İzmir'de bir grup dalgıç, denizlerde av yasağının sona ereceği 1 Eylül öncesi farkındalık oluşturmak amacıyla denizdeki canlı yaşamını olumsuz etkileyen ve "hayalet ağ" olarak isimlendirilen balıkçı ağlarını temizledi.
Deniz ve iç sularda avcılık esnasında kopan, kaybolan veya terk edilen av araçları bazen yıllarca birer "hayalet ağ" olarak ekosistemi tehdit ediyor.
Hayalet ağlar, av baskısı oluşturup su canlılarının barınma ve beslenmelerini olumsuz etkiliyor, ekonomik zararlara, göç yolları ve habitatın bozulmasına, nesli tehdit altındaki türlerin zarar görmesine ve çevre kirliliğine sebep olabiliyor.
Son yıllarda dalış turizminin cazibe merkezlerinden biri haline gelen Karaburun ilçesindeki dalgıçlar da denizlerde av yasağının sona ereceği 1 Eylül öncesi bu soruna dikkati çekmek amacıyla çalışma yaptı.
Dalgıçlar, yolcu taşımacılığında yaklaşık 40 yıl İzmirlilere hizmeti eden ve 2016'da dalış turizmine katkı ve yapay resif oluşturulması amacıyla batırılan "Alaybey" vapurunun çevresindeki hayalet ağları temizledi.
Su altındaki ağlar tek tek kesildikten sonra küçük bir balıkçı teknesine alındı. Ekiplerin yaptığı 2 saatlik çalışma sonucu 50 metre uzunluğundaki ağ imha edilmek üzere balıkçı barınağına götürüldü.
Balıkçılara uyarılar
Dalış eğitmeni Hamdullah Aras, AA muhabirine, Karaburun'un dalış turizmi açısından her geçen yıl daha da tanındığını söyledi.

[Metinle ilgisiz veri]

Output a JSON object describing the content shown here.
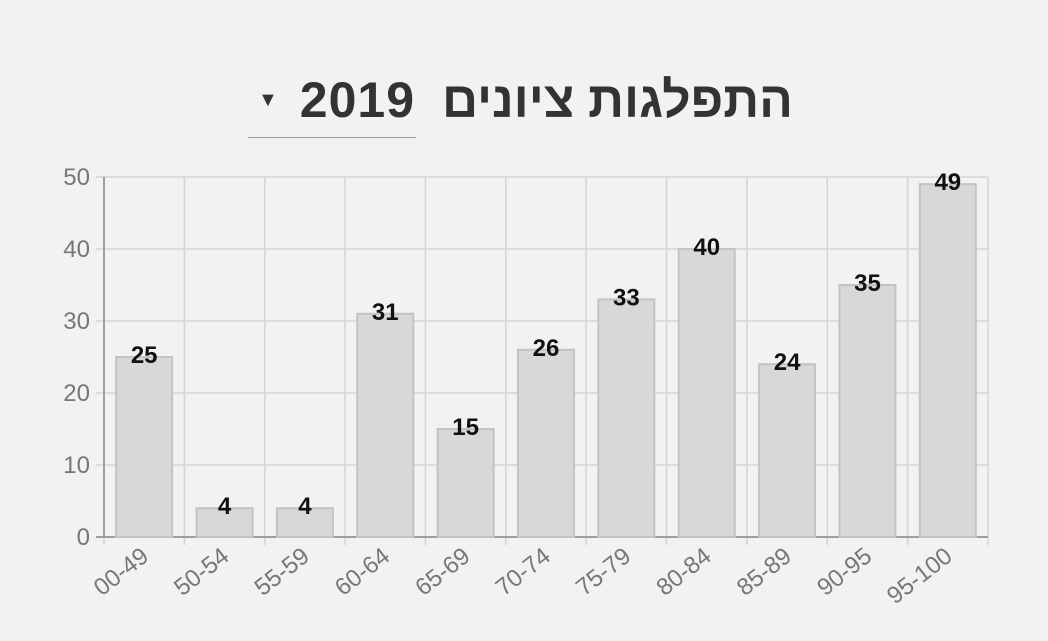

Deniz dibindeki hayalet ağların deniz ekosistemi açısından son derece zararlı olduğuna işaret eden Aras, her yıl bunları temizlemeye çalıştıklarını dile getirdi.
Yıl içinde belli dönemlerde bu ağları topladıklarını, bu kez de 1 Eylül öncesi farkındalık oluşturmak için böyle bir faaliyet planladıklarını ifade eden Aras, belli dönemlerde temizlik yapmalarına rağmen bölgede çok sayıda hayalet ağ bulunduğuna dikkati çekti.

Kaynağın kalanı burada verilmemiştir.